Australian Real Estate Market Price Prediction with Entropy Clustering and Sentiment-Based Deep Neural Framework
摘要
This paper proposes a novel method for clustering multivariate time series data using a combination of dimensionality reduction and entropy-aided clustering. The method effectively captures patterns and trends in the data, allowing for accurate clustering of similar time series segments in various fields where multivariate time series data is prevalent. Additionally, this paper aims to improve the accuracy of real estate price prediction during uncertain events by proposing an effective framework, including three main components: sentiment analysis using natural language processing, clustering using the Jensen-Shannon Entropy-aided Distance Clustering (JSDC) method, and forecasting using a Sentiment Analysis Enhanced clustering Forecasting (SECF) neural network.
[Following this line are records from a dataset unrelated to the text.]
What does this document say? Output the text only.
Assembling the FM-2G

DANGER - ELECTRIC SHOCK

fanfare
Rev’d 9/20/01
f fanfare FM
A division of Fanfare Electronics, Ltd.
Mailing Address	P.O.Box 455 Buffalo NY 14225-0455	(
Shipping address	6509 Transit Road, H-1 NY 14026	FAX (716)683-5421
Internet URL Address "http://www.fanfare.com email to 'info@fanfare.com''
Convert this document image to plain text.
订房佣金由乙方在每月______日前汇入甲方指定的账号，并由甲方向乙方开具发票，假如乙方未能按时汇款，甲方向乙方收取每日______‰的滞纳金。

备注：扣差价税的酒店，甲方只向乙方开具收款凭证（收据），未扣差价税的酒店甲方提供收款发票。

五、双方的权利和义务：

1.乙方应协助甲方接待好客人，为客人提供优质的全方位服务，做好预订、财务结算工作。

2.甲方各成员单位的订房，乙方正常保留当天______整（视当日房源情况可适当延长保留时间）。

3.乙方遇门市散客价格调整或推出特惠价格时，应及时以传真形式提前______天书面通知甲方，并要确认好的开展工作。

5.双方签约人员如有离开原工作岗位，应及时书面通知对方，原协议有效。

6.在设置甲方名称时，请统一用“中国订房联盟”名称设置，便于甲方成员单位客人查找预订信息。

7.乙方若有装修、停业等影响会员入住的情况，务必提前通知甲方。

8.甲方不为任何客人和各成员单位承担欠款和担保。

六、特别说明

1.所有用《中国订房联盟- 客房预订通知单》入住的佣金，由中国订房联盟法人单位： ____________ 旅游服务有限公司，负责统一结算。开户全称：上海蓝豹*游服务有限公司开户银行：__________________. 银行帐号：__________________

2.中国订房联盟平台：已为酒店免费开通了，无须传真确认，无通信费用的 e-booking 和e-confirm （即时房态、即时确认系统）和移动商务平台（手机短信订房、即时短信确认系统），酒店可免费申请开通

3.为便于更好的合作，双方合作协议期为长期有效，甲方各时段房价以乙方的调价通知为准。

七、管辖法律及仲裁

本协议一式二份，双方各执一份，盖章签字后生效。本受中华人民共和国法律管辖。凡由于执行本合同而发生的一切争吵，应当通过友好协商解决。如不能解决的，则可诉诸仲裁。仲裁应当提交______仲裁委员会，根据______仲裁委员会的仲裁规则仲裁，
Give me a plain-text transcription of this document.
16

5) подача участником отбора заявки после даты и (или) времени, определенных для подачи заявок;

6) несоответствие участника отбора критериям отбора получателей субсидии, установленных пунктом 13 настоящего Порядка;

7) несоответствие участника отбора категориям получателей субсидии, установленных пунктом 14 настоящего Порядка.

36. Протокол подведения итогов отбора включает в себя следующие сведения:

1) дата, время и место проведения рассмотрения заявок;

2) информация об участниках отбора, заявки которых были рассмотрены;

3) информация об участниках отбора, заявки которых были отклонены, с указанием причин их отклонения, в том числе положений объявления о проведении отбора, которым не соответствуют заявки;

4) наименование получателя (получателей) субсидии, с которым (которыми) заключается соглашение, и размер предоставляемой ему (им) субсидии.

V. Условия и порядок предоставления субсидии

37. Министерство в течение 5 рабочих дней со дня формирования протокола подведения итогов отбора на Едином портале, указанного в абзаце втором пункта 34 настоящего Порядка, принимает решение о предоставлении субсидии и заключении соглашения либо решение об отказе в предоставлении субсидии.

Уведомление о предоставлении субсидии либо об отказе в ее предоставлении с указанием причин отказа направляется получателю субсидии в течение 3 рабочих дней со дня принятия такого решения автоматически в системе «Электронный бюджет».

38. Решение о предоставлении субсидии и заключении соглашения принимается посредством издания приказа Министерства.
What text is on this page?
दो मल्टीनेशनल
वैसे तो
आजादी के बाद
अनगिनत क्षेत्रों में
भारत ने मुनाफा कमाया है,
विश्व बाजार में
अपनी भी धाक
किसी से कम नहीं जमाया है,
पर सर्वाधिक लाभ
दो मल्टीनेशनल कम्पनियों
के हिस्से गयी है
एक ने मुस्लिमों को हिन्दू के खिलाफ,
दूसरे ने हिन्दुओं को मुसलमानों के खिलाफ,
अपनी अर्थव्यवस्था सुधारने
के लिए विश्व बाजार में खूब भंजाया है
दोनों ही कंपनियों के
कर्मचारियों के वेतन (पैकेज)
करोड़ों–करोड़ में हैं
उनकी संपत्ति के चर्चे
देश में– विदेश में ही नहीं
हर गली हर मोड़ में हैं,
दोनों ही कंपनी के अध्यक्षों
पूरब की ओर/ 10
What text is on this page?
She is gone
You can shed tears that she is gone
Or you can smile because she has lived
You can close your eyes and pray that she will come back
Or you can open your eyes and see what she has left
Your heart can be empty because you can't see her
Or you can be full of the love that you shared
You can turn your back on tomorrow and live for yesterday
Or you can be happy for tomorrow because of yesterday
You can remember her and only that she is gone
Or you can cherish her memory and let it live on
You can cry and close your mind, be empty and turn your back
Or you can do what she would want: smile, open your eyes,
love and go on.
Notably, the integration of sentiment analysis within the JSDC method contributes significantly to the framework’s capability to capture and incorporate market sentiment, thereby enhancing clustering accuracy and forecasting performance. Extensive experiments on monthly real estate prices and headline news datasets spanning over 20 years demonstrate that our SECF framework achieves notable improvements in accuracy. Specifically, compared to traditional methods like ARIMA, the SECF framework shows reductions in MAPE (from 3708.4 to 11.5), RMSE (from 58.9 to 10.7), and MAE (from 58.7 to 10.0), highlighting its superior forecasting performance and robustness in handling complex multivariate time series data.